Film Review – Better Living Through Chemistry
Better Living Through Chemistry
Better Living Through Chemistry comes off as a comedic reworking of Double Indemnity. Sifted through an independent comedy sensibility, the film concerns a meek cuckold of a husband and father who is taken in by a seductress. While similar plots are well worn and may seem tired at this point, this comedy at least puts some endearing spins on this formula.
Sam Rockwell stars as small town Pharmacist Douglas Varney. He is sexually ignored by his fit and driven bicycle racing obsessed wife played by a sharp Michelle Monaghan. He’s browbeaten by his controlling father in law from whom he is taking over the pharmacy business. It’s the type of control where, though wife’s Dad is retiring, he won’t let Doug change the name on the sign outside. Doug’s in charge in name only. Meanwhile, his own moody teenage son is acting out at school. While Doug has some thoughts concerning how he should intervene on his son’s behalf, his wife completely ignores his advice and exacerbates the issue.

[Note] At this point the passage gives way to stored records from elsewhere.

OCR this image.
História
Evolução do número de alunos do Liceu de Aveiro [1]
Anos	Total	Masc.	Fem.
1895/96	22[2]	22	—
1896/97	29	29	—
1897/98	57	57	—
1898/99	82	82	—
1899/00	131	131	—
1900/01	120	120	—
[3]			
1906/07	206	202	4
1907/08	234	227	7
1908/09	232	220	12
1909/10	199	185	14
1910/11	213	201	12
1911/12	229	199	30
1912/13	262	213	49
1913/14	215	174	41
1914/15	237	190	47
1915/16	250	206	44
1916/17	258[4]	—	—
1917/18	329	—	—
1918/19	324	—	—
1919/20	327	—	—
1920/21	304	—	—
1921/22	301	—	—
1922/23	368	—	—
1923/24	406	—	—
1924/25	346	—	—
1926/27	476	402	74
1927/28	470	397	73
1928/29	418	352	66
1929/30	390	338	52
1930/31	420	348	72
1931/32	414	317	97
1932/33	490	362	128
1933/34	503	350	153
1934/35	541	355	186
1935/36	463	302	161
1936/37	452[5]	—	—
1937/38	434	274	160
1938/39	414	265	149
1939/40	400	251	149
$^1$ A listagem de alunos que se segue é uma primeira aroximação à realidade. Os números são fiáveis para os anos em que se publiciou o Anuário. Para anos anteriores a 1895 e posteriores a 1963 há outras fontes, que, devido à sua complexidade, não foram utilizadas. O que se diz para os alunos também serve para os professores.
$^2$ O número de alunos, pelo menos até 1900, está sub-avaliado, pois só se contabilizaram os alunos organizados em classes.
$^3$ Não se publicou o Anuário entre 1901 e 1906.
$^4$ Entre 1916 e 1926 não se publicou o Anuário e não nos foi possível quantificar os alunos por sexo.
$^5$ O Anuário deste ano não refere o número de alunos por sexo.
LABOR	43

One night while delivering prescriptions around town while covering for one of his disrespectful stoned employees (a particularly funny Ben Schwartz of Parks and Recreation fame), Doug is met at the door by the scantily clad Elizabeth Ross. As played by Olivia Wilde, Elizabeth has bedroom eyes, a pill popping habit, a free spirit, and always a drink in her hand. After a couple of meetings she seduces Doug (though Doug doesn’t take much seducing). Elizabeth and Doug proceed to go engage in a wild affair where they often partake of Doug’s drug supply. Through frequent voice overs by the comically disembodied voice of Jane Fonda, it is explained how much Doug’s life improves through the use of drugs. Uppers, downers, mood enhancers, energy supplements, amphetamines, they do them all with abandon. Interspersed with sex and a let loose attitude, it turns out to be very fun.
During one of their binges, and what seems an intentional departure from form for this type of story, Doug comes up with the idea of offing Elizabeth’s supposedly evil husband so she can inherit his fortune. This is the more unusual part of this story. Elizabeth is genuinely hesitant. You don’t get the impression that this is what she had in mind all along. Usually in this type of tale, the evil woman has a calculating plan the entire time. Meanwhile, Better Living Through Chemistry unfolds more charmingly and believably than that.
My personal man-crush on Sam Rockwell continues. This guy deserves to be a household name. He’s not an obscure actor by any means. But still, his career is still at the point where if you name him outside of film nerd circles you have to mention him as that dorky evil guy in Iron Man 2 who wasn’t Mickey Rourke. He continues his string of winning performances here and proves to be one of the most criminally under-appreciated actors in Hollywood. Rockwell’s ability to get eccentric while still maintaining a level of charm and loveability is his greatest asset. As Doug becomes more drug fueled, Rockwell is given more chances to let loose. And as always, watching him is just plain fun.
Olivia Wilde is quite good in this movie as well. Of course she is a beautiful woman playing a sexpot here. But she is able to infuse what could have been a cardboard role with some depth. She is able to change and grow in this story as much as Doug.
If there are any failings to be found here, it’s most likely from the script by co-writers and directors Geoff Moore and David Posamentier. The voice-over commentary concerning what drugs do in this modern age is funny. But the satirical point trying to be made about how we all seem to medicate our misery instead of finding actual fulfillment is a little too on the nose. It comes off as a bit obvious. Also, Doug starts the film as a cartoonish cuckold. His transition to carefree drug user is a little too quick. Yes, we get that Doug has been unhappy for years, so he would be ready to bust out. But it might be a little more nuanced if his transition to free spirit was slightly more gradual.
Still, as an independent comedy take on classic noir tropes, Better Living Through Chemistry is charming. The performances are charming and the characters are funny. While not perfect, this movie is worth watching.